What the other Research says…
The problem with this topic, is that the research varies. Some research findings find results as stated above, while others find no statistical significance (Marini & Kurtz, 2011; Harthshorne, 2011). The problem is, in many of the research articles, it is hard to completely account for cultural, socio-economic, and parenting style differences. In addition, not all the studies measure personality in the same way. Some people swear by the research that there are personality differences based on birth order. Others swear that it’s a hyped up myth. It is sure clear that more concise research is needed to confidently rule in either direction.
While we may not be able to fully understand the effects of birth order, we do know one thing for sure. Each member of the family experiences family life and events differently from everyone else. Depending on the age of the child, they may not have the knowledge and capacity to fully understand certain situations. They may be the oldest and have more of understand of what’s happening in the family than the younger children. No matter what way you look at it, the view-point is skewed in some direction.
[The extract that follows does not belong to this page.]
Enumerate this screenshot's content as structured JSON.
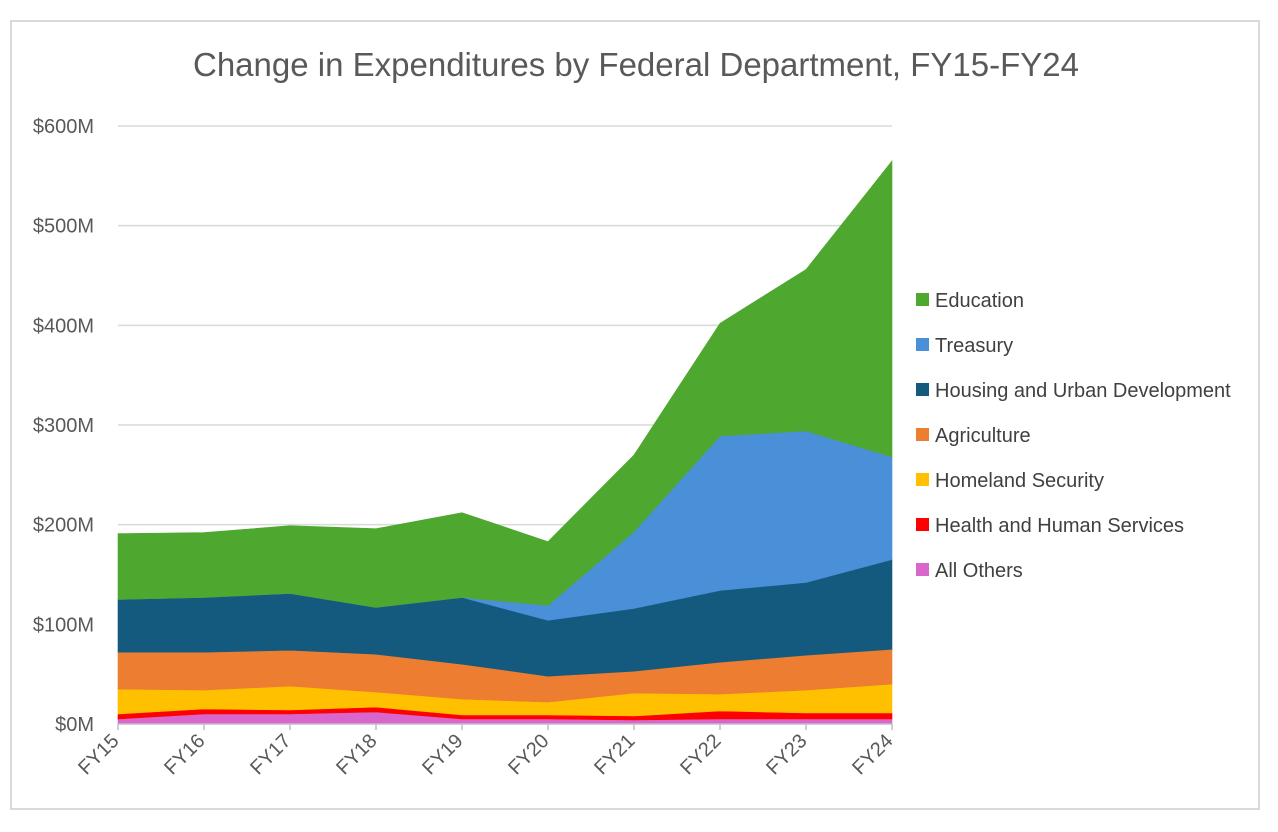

It’s not good or bad, it’s just important to understand and know. If nothing else, the birth order is still a fun debate to have with another friend and read about.
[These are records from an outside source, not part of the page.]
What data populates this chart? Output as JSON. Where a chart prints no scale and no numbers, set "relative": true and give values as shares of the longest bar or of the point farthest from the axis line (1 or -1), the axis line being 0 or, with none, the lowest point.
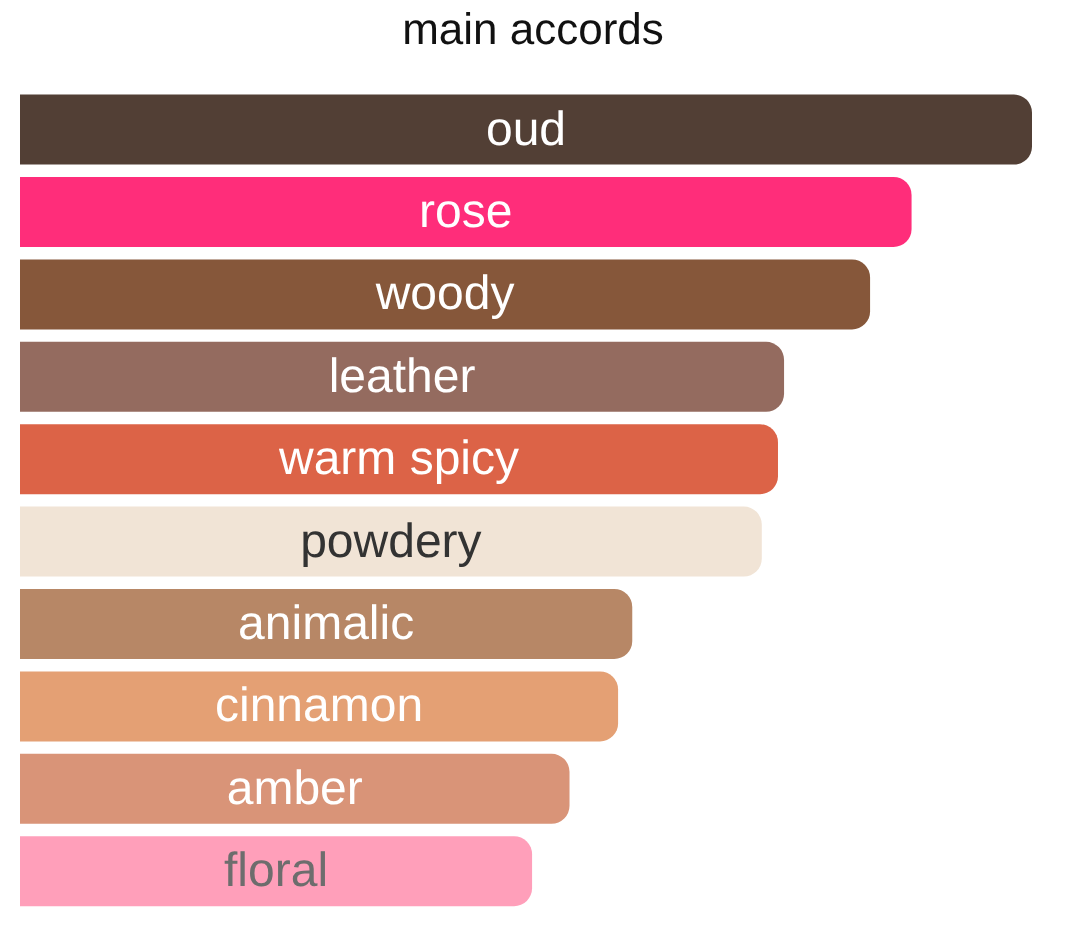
{
  "chart_data": {
    "type": "bar",
    "title": "main accords",
    "orientation": "horizontal",
    "relative": true,
    "categories": [
      "oud",
      "rose",
      "woody",
      "leather",
      "warm spicy",
      "powdery",
      "animalic",
      "cinnamon",
      "amber",
      "floral"
    ],
    "values": [
      1,
      0.881,
      0.84,
      0.755,
      0.749,
      0.733,
      0.605,
      0.591,
      0.543,
      0.506
    ],
    "colors": [
      "#523f35",
      "#ff2d7a",
      "#86573a",
      "#946b5f",
      "#dc6347",
      "#f1e4d6",
      "#b78766",
      "#e4a074",
      "#d99478",
      "#ff9fba"
    ],
    "grid": false,
    "legend": false
  }
}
What are your views of birth order? Do you think the placement in your family affected the way your personality turned out? Do you feel you were treated differently from your siblings?
Carette, B., Anseel, F., & Van Yperen, N. (2011). Born to learn or born to win? birth order effects on on achievement goals. Journal of Research in Personality, 45, 500-503.
Gfroerer, K., Kern, R., Curlette, W., White, J., & Jonyniené, J. (2011). Parenting style and personality: Perceptions of mothers, fathers, and adolescents. Journal of Individual Psychology,67(1), 57-73.
Hartshorne, J. K. (2011, January 11). How birth order affects your personality. Scientific American Mind, Retrieved from http://www.scientificamerican.com/sciammind/?contents=2010-01
Healey, M. D., & Ellis, B. J. (2007). Birth order, conscientiousness, and openness to experience tests of the family-niche model of personality using a within-family methodology. Evolution and Human Behavior, 28, 55-59.
MacDonald, A. (1971). Birth order and personality. Journal of Consulting and Clinical Psychology, 36(2), 171-176.
Marini, V. A., & Kurtz, J. E. (2011). Birth order differences in normal personality traits: Perspectives from within and outside the family. Personality and Individual Differences, 51, 910-914.
Sulloway, F. J. (1996). Born to rebel: Birth order, family dynamics, and creative lives. New York, NY: Pantheon Books.
Ziv, I., & Hermel, O. (2011). Birth order effects on the separation process in young adults: An evolutionary and dynamic approach. The American Journal of Psychology, 124(3), 261-273.